Pre-draft measurables
| Height | Weight | Arm length | Hand span | 40-yard dash | 10-yard split | 20-yard split | 20-yard shuttle | Vertical jump | Broad jump | Bench press |
| 6 ft 2 in (1.88 m) | 245 lb (111 kg) | 34+3⁄8 in (0.87 m) | 9+1⁄2 in (0.24 m) | 4.74 s | 1.67 s | 2.71 s | 4.50 s | 36.5 in (0.93 m) | 10 ft 3 in (3.12 m) | 25 reps |
All values from Pro Day

===Tennessee Titans===
After going undrafted in the 2022 NFL draft, Anenih was signed as an undrafted free agent by the Tennessee Titans. He was waived during final roster cuts on August 30. Anenih had his contract terminated while on the practice squad on September 14.

===Pittsburgh Steelers===
After being released from the Tennessee Titans, Anenih was signed to the Pittsburgh Steelers practice squad on October 11.

===Atlanta Falcons===
On December 20, 2022, the Atlanta Falcons signed Anenih to their active roster from the Steelers' practice squad.
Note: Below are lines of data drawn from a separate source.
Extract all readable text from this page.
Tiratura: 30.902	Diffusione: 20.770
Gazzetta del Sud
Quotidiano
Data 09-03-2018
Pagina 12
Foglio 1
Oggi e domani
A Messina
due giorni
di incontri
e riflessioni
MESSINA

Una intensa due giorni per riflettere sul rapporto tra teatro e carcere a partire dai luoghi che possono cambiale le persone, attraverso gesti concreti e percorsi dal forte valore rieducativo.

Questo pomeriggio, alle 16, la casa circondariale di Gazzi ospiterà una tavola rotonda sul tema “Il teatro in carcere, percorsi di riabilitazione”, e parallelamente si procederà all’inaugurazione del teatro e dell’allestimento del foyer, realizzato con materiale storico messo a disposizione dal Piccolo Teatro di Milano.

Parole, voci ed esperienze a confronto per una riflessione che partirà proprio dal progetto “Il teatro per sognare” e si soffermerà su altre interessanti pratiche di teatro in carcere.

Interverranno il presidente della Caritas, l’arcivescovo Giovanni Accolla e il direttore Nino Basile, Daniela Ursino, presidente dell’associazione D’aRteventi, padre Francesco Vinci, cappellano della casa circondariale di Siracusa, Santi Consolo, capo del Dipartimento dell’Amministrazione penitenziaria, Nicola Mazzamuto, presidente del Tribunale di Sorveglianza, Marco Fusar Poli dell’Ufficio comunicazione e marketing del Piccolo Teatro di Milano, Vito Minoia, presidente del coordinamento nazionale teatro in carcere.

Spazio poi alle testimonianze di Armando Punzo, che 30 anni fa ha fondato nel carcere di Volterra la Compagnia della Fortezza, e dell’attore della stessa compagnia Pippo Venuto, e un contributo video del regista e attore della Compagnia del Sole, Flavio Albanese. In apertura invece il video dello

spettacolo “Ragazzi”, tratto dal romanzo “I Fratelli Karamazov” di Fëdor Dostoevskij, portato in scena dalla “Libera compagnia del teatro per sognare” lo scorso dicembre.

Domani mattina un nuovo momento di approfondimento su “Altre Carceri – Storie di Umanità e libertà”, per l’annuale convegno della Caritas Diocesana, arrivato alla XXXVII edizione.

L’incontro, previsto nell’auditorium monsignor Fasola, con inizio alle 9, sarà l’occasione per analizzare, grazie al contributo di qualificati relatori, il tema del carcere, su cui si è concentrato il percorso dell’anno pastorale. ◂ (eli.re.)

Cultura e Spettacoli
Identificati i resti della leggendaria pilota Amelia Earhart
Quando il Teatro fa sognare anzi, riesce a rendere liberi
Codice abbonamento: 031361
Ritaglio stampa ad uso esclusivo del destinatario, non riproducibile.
On May 15, 2023, Anenih was waived by the Falcons.

===Arizona Cardinals===
On July 29, 2023, Anenih signed with the Arizona Cardinals. On August 29, Anenih was released by the Cardinals as part of final roster cuts before the start of the season.

===Miami Dolphins===
On August 12, 2024, Anenih signed with the Miami Dolphins. He was waived on August 27.

===Philadelphia Eagles===
On September 18, 2024, Anenih was signed to the Philadelphia Eagles practice squad. He was released on November 22.

=== San Antonio Brahmas ===
On April 18, 2025, Anenih signed with the San Antonio Brahmas of the United Football League (UFL).